When word of the merger of churches began, Sister Joan was concerned she would have to move into a ministry that didn’t allow her to play music. But the pastor at St. Helen, Fr. Tom Gentile, asked her, “When are you going to start working with us?” His first mission as a young priest had been at St. Denis when Sister Joan was in New Mexico, but he remembered her from those days, she said.
Part of her role toward the end at St. Matthias was to talk with the parishioners who were upset by the decision to close. “It was so hard for them,” she said. “They are mostly older people and they loved Fr. Gene, he’s a very generous person. There were a lot of hard feelings.”
Sister Joan was one of only three employees left at St. Matthias, and with a month until it was to close, she was the only person there. “I was mighty lonely in that big old building by myself,” she said. She’d moved out of her home with Sisters Maureen O’Neill and Michele Ann Intravia, and their cat Simba, to stay at St. Matthias until it closed, then moved to St. Basil in June because it closed.
Sister Maureen described Sister Joan as a wonderful person to live with.
“She’s busy, busy, always knitting, or crocheting, or doing something crafty,” Sister Maureen said.
Sister Joan’s office will be at St. Denis for another year, before everything is combined at the St. Helen location. Ursuline Sister Darlene Denton also ministers at St. Helen.
One of the blessings of the merger is Sister Joan’s chance to gather every Wednesday with the 30 members of the St. Denis Ladies Club to work on crafts, which they then sell. One-third of the proceeds go to the church, the rest goes to the club to pay for outings. Sister Joan is working on her second quilt, which is pieced on a spare bed in her home.
Gerri Noe has been the leader of the group for 20 years. The two remember each other from grade school, when Sister Joan was a friend of Noe’s sister.

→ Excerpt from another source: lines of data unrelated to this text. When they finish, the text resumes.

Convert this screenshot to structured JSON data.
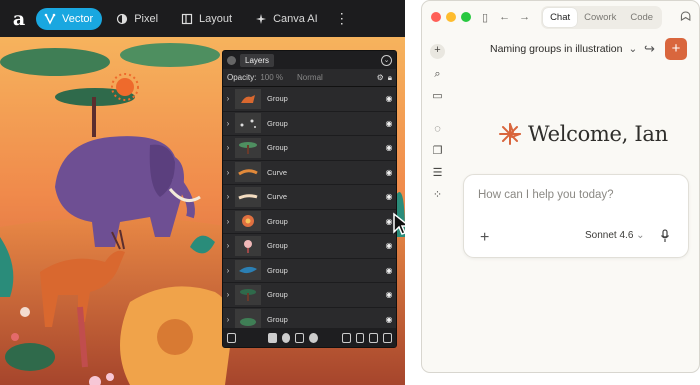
{
  "designer": {
    "logo": "a",
    "personas": [
      {
        "label": "Vector",
        "icon": "vector-icon",
        "active": true
      },
      {
        "label": "Pixel",
        "icon": "pixel-icon",
        "active": false
      },
      {
        "label": "Layout",
        "icon": "layout-icon",
        "active": false
      },
      {
        "label": "Canva AI",
        "icon": "sparkle-icon",
        "active": false
      }
    ],
    "more_icon": "kebab-icon",
    "layers_panel": {
      "tab": "Layers",
      "opacity_label": "Opacity:",
      "opacity_value": "100 %",
      "blend_mode": "Normal",
      "rows": [
        {
          "name": "Group",
          "thumb": "animal"
        },
        {
          "name": "Group",
          "thumb": "scatter"
        },
        {
          "name": "Group",
          "thumb": "tree"
        },
        {
          "name": "Curve",
          "thumb": "orange-curve"
        },
        {
          "name": "Curve",
          "thumb": "cream-curve"
        },
        {
          "name": "Group",
          "thumb": "flower"
        },
        {
          "name": "Group",
          "thumb": "bird"
        },
        {
          "name": "Group",
          "thumb": "blue-leaf"
        },
        {
          "name": "Group",
          "thumb": "plant"
        },
        {
          "name": "Group",
          "thumb": "shrub"
        }
      ]
    }
  },
  "claude": {
    "tabs": [
      {
        "label": "Chat",
        "active": true
      },
      {
        "label": "Cowork",
        "active": false
      },
      {
        "label": "Code",
        "active": false
      }
    ],
    "chat_title": "Naming groups in illustration",
    "welcome": "Welcome, Ian",
    "prompt_placeholder": "How can I help you today?",
    "model": "Sonnet 4.6",
    "colors": {
      "accent": "#d9663d",
      "active_persona": "#19a7e0"
    }
  }
}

“I was a year ahead of her in school. She was pretty much like she is now, but that’s good,” Noe said.
Sister Joan is supportive of all the women and helps transport those who no longer drive, Noe said. “She’s been just great. She helps in any area where we need help,” Noe said. “She’s so enthusiastic. With the merger, so many people are disheartened. We need someone like her to be a beacon of light for these people.”